In order to deploy updated Lambda function code when it is available and preventing unnecessary uploads, we need to re-process the data.archive_file source only when the source files (and only the relevant ones) have been modified.

A convenient way to do that is to set the ZIP file name to a “random UUID” and tie it to a hash of the actual source code files:

This didn’t work for me though….

This article says,

https://poznyakovskiy.medium.com/aws-lambda-and-terraform-a-fully-automated-deployment-pipeline-c5e3e520455c

Terraform provides the attribute source_code_hash to detect changes to the Lambda function code and update the Lambda.
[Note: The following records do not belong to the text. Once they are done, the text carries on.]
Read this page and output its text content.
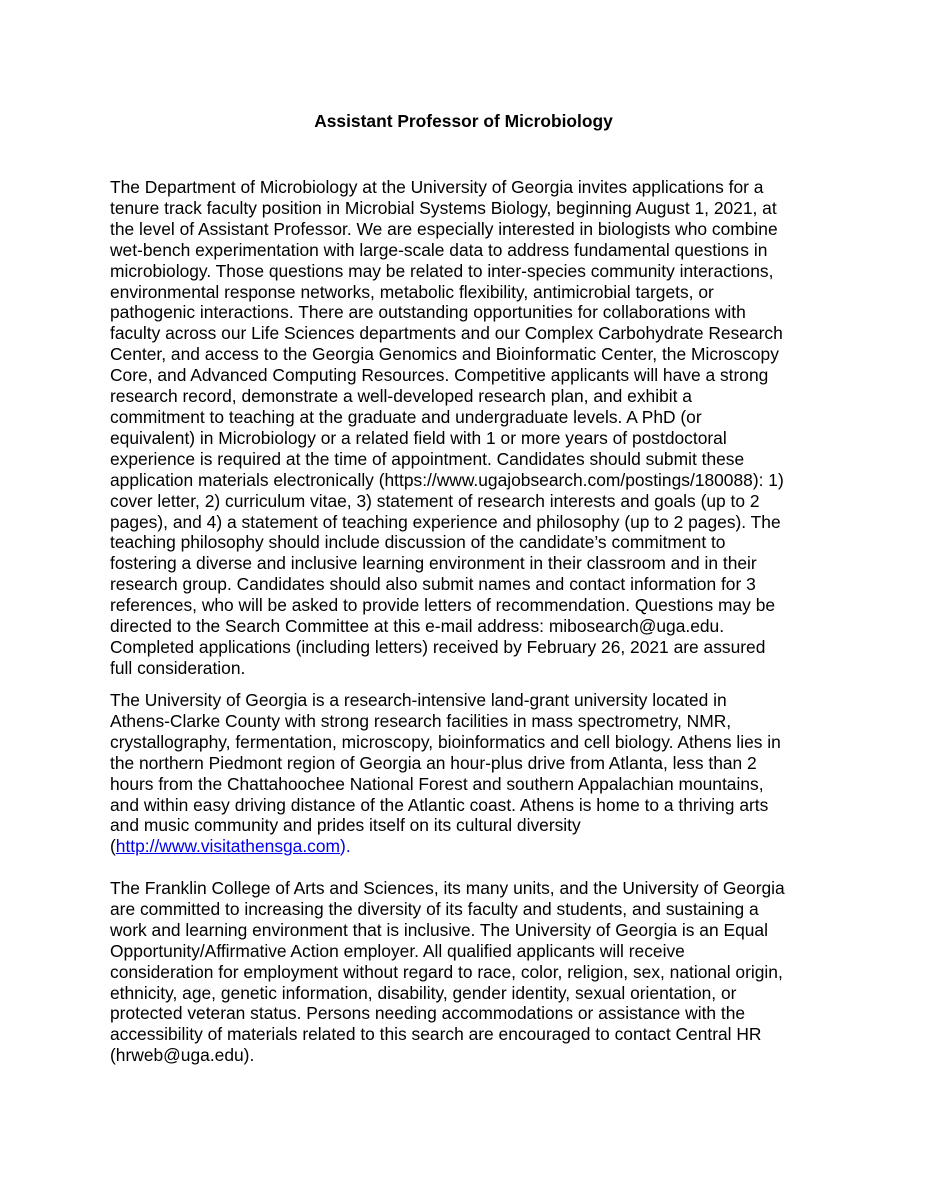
Assistant Professor of Microbiology
The Department of Microbiology at the University of Georgia invites applications for a
tenure track faculty position in Microbial Systems Biology, beginning August 1, 2021, at
the level of Assistant Professor. We are especially interested in biologists who combine
wet-bench experimentation with large-scale data to address fundamental questions in
microbiology. Those questions may be related to inter-species community interactions,
environmental response networks, metabolic flexibility, antimicrobial targets, or
pathogenic interactions. There are outstanding opportunities for collaborations with
faculty across our Life Sciences departments and our Complex Carbohydrate Research
Center, and access to the Georgia Genomics and Bioinformatic Center, the Microscopy
Core, and Advanced Computing Resources. Competitive applicants will have a strong
research record, demonstrate a well-developed research plan, and exhibit a
commitment to teaching at the graduate and undergraduate levels. A PhD (or
equivalent) in Microbiology or a related field with 1 or more years of postdoctoral
experience is required at the time of appointment. Candidates should submit these
application materials electronically (https://www.ugajobsearch.com/postings/180088): 1)
cover letter, 2) curriculum vitae, 3) statement of research interests and goals (up to 2
pages), and 4) a statement of teaching experience and philosophy (up to 2 pages). The
teaching philosophy should include discussion of the candidate’s commitment to
fostering a diverse and inclusive learning environment in their classroom and in their
research group. Candidates should also submit names and contact information for 3
references, who will be asked to provide letters of recommendation. Questions may be
directed to the Search Committee at this e-mail address: mibosearch@uga.edu.
Completed applications (including letters) received by February 26, 2021 are assured
full consideration.
The University of Georgia is a research-intensive land-grant university located in
Athens-Clarke County with strong research facilities in mass spectrometry, NMR,
crystallography, fermentation, microscopy, bioinformatics and cell biology. Athens lies in
the northern Piedmont region of Georgia an hour-plus drive from Atlanta, less than 2
hours from the Chattahoochee National Forest and southern Appalachian mountains,
and within easy driving distance of the Atlantic coast. Athens is home to a thriving arts
and music community and prides itself on its cultural diversity
(http://www.visitathensga.com).
The Franklin College of Arts and Sciences, its many units, and the University of Georgia
are committed to increasing the diversity of its faculty and students, and sustaining a
work and learning environment that is inclusive. The University of Georgia is an Equal
Opportunity/Affirmative Action employer. All qualified applicants will receive
consideration for employment without regard to race, color, religion, sex, national origin,
ethnicity, age, genetic information, disability, gender identity, sexual orientation, or
protected veteran status. Persons needing accommodations or assistance with the
accessibility of materials related to this search are encouraged to contact Central HR
(hrweb@uga.edu).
It expects a SHA256 hash of the zipfile with the code which we pass via aws_s3_bucket_object . This resource could provide access to the zipfile and return its checksum, but there is a catch: Terraform returns the MD5 checksum which, passed as the code hash, would trigger a rebuild every time. So, we build the SHA256 hash via command line and upload it alongside the zipfile as a file named lambda.zip.sha256.
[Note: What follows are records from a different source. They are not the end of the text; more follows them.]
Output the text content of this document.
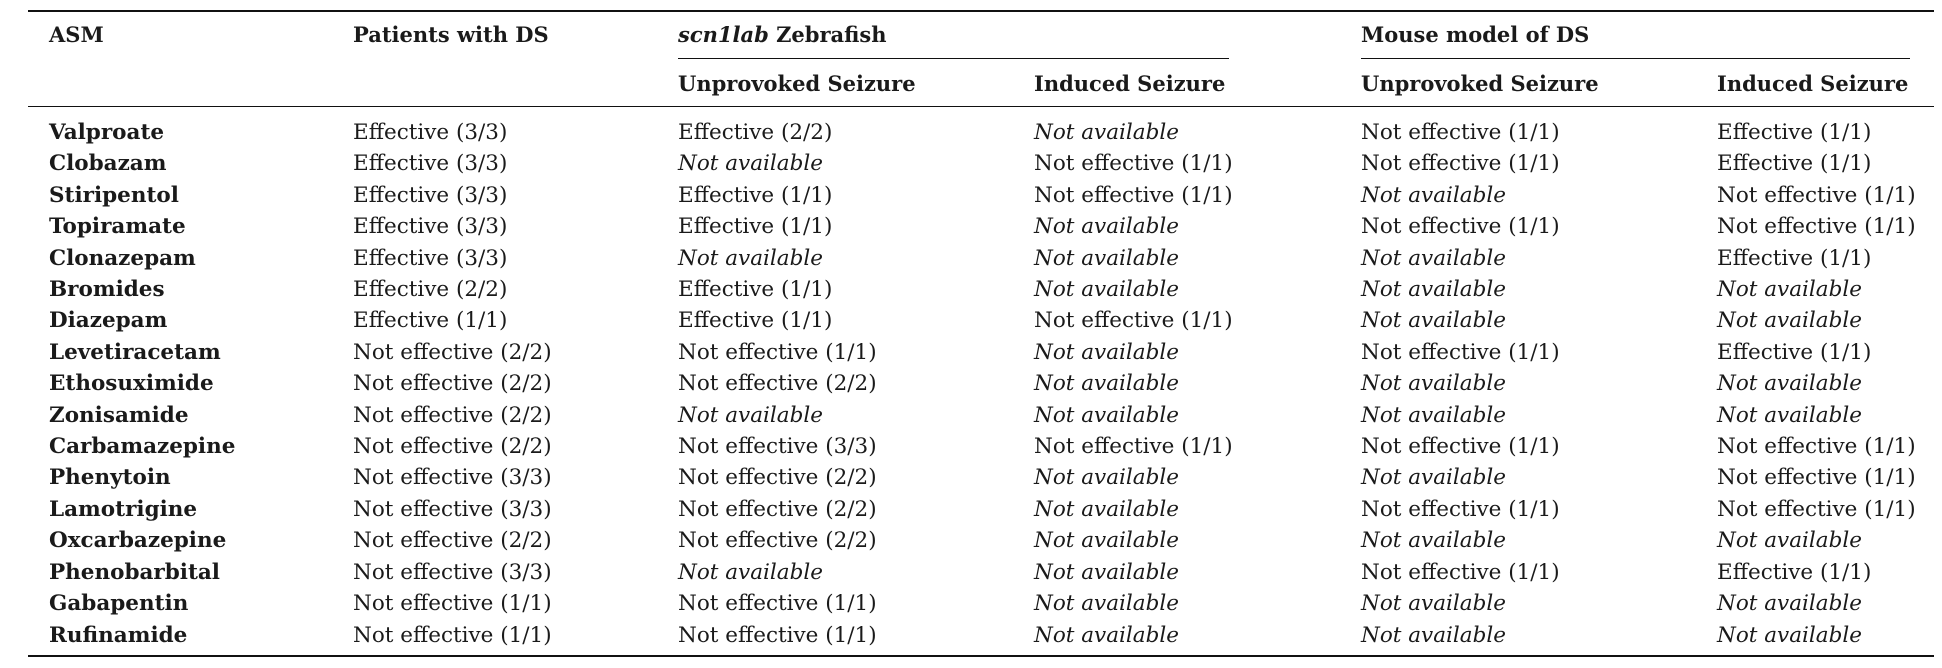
ASM	Patients with DS	scn1lab Zebrafish	Mouse model of DS
Unprovoked Seizure	Induced Seizure	Unprovoked Seizure	Induced Seizure
Valproate	Effective (3/3)	Effective (2/2)	Not available	Not effective (1/1)	Effective (1/1)
Clobazam	Effective (3/3)	Not available	Not effective (1/1)	Not effective (1/1)	Effective (1/1)
Stiripentol	Effective (3/3)	Effective (1/1)	Not effective (1/1)	Not available	Not effective (1/1)
Topiramate	Effective (3/3)	Effective (1/1)	Not available	Not effective (1/1)	Not effective (1/1)
Clonazepam	Effective (3/3)	Not available	Not available	Not available	Effective (1/1)
Bromides	Effective (2/2)	Effective (1/1)	Not available	Not available	Not available
Diazepam	Effective (1/1)	Effective (1/1)	Not effective (1/1)	Not available	Not available
Levetiracetam	Not effective (2/2)	Not effective (1/1)	Not available	Not effective (1/1)	Effective (1/1)
Ethosuximide	Not effective (2/2)	Not effective (2/2)	Not available	Not available	Not available
Zonisamide	Not effective (2/2)	Not available	Not available	Not available	Not available
Carbamazepine	Not effective (2/2)	Not effective (3/3)	Not effective (1/1)	Not effective (1/1)	Not effective (1/1)
Phenytoin	Not effective (3/3)	Not effective (2/2)	Not available	Not available	Not effective (1/1)
Lamotrigine	Not effective (3/3)	Not effective (2/2)	Not available	Not effective (1/1)	Not effective (1/1)
Oxcarbazepine	Not effective (2/2)	Not effective (2/2)	Not available	Not available	Not available
Phenobarbital	Not effective (3/3)	Not available	Not available	Not effective (1/1)	Effective (1/1)
Gabapentin	Not effective (1/1)	Not effective (1/1)	Not available	Not available	Not available
Rufinamide	Not effective (1/1)	Not effective (1/1)	Not available	Not available	Not available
This almost worked for me, but I was still getting hash changes so fixed it like this

- echo "set the filestamp the same"
- find folder/function/code -exec touch -t 201301250000 {} +
- zip -rq -D -X -9 -j app.zip folder/function/code/app.py
- touch -t 201301250000 {} + app.zip
- openssl dgst -sha256 -binary app.zip | openssl enc -base64 > app.zip.sha256

Basically set everything to the same date, zip it (-j junks the path so the lambda is unzipped correctly) and then set the timestamp on the zip before hashing

Then inside the terraform itself

data "aws_s3_object" "source_hash" {
  bucket                  = local.lambda_bucket_name
  key                     = "${local.lambda_s3_key}.sha256"
}

resource "aws_lambda_function" "send-msg_lambdafunc" {
  s3_bucket         = local.lambda_bucket_name
  s3_key            = local.lambda_s3_key
  source_code_hash = chomp(data.aws_s3_object.source_hash.body)

Reference it using an aws_s3_object (new style) the final trick is to chomp the value store in the .sha256 (because it has a linefeed which of course screws up the hash compare.)